A Beef Wellington in the ‘Top Chef’ episode “Battle of the Wellingtons.”

David Moir/Bravo

“It’s not being cooked by somebody else,” Colicchio affirms. “It’s not sitting around for half an hour to get cameras ready. We are eating the food as soon as it’s done.”

That sense of truth goes for the judging, as well. “My feeling is we have to be as honest as possible because the chefs are working so hard,” Colicchio says. “So, for me, it’s never been about personalities. I don’t care who it is. It’s completely detached from even what they did yesterday. We’re looking at what they did today. You can win five in a row and then you can give us the worst dish and you’re going home.”

While an enormous amount of footage is filmed for a given elimination challenge, not much makes the final cut. For instance, you can see my arm twice despite cameras hovering around our table for the hour-plus meal (giving us constant anxiety about being filmed while eating). One thing you rarely see is the extent of Colicchio’s interaction with the chefs throughout the challenge. In the final cut, it looks like he and Westaway only pop in the kitchen for a few minutes, but Colicchio is in conversation with the chefs throughout. He feels it’s important to ask a lot about their process in order to best judge the eventual dish. If they tell him the beef will be medium-rare, it better be medium-rare. “There’s a question of intention,” he notes. “What are they trying to do?”

A dessert Wellington in the ‘Top Chef’ episode “Battle of the Wellingtons.”

David Moir/Bravo

Celebrating 20 seasons of Top Chef is a milestone, certainly, and the judges all say they have good reasons to keep doing it. It’s sustained its popularity for several reasons, one of which is that it’s about the chefs, not the judges. Most importantly, though, it’s never mean for the sake of being mean.

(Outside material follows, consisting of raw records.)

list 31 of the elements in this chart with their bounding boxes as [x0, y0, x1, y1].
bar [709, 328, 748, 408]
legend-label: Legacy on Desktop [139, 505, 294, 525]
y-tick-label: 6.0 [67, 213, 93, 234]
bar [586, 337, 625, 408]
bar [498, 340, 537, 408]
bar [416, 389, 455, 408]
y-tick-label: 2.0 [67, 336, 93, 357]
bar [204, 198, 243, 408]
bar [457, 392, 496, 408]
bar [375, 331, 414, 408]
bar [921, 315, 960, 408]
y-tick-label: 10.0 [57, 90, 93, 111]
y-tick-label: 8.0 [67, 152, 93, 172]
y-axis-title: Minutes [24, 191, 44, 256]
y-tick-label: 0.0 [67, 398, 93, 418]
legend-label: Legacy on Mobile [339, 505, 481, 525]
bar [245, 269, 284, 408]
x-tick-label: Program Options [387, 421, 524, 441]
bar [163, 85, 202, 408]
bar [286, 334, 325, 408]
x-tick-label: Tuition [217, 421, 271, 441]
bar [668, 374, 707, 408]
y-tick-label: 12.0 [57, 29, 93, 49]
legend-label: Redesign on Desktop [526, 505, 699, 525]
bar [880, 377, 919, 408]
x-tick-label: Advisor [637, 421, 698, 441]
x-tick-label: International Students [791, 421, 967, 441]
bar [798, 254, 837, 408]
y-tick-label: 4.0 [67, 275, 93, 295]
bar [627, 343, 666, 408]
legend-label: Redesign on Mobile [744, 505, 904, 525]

“All of our criticism is always geared toward being constructive and only about the food,” Lakshmi says. “If you think about when Top Chef started and what reality television was like, in those days we never went down that path. Yes, it can get you more viewers in the short term. But I don’t think I would be into staying with Top Chef for so many years if we started degrading people or being nasty or mean and trying to incite that kind of drama. There are plenty of other shows that do that. This is not one of them.”


She continues, “I also think when we choose who we choose as the winner or the one to go home, the audience can tell that’s a sincere decision. I know for a fact on some other shows they reverse-engineer it where they just pick a winner. [On Top Chef] sometimes the more boring guy wins because his food is great. The integrity of the show is something that Gail and Tom and I take very seriously.”

Today, it’s Santana and Bradley who get the boot. Their lamb Wellington, while genuinely delicious and a good concept, wasn’t cooked properly. Their apple dessert Wellington used filo dough instead of puff pastry, which Colicchio says was allowed but a mistake (“If you’re going to make a Wellington there’s a certain thing you have to make,” he quips backstage). They’ll move on to “Last Chance Kitchen,” where chef Charbel Hayek has been holding court for several weeks, and then who knows. Maybe there are more Wellingtons in their future.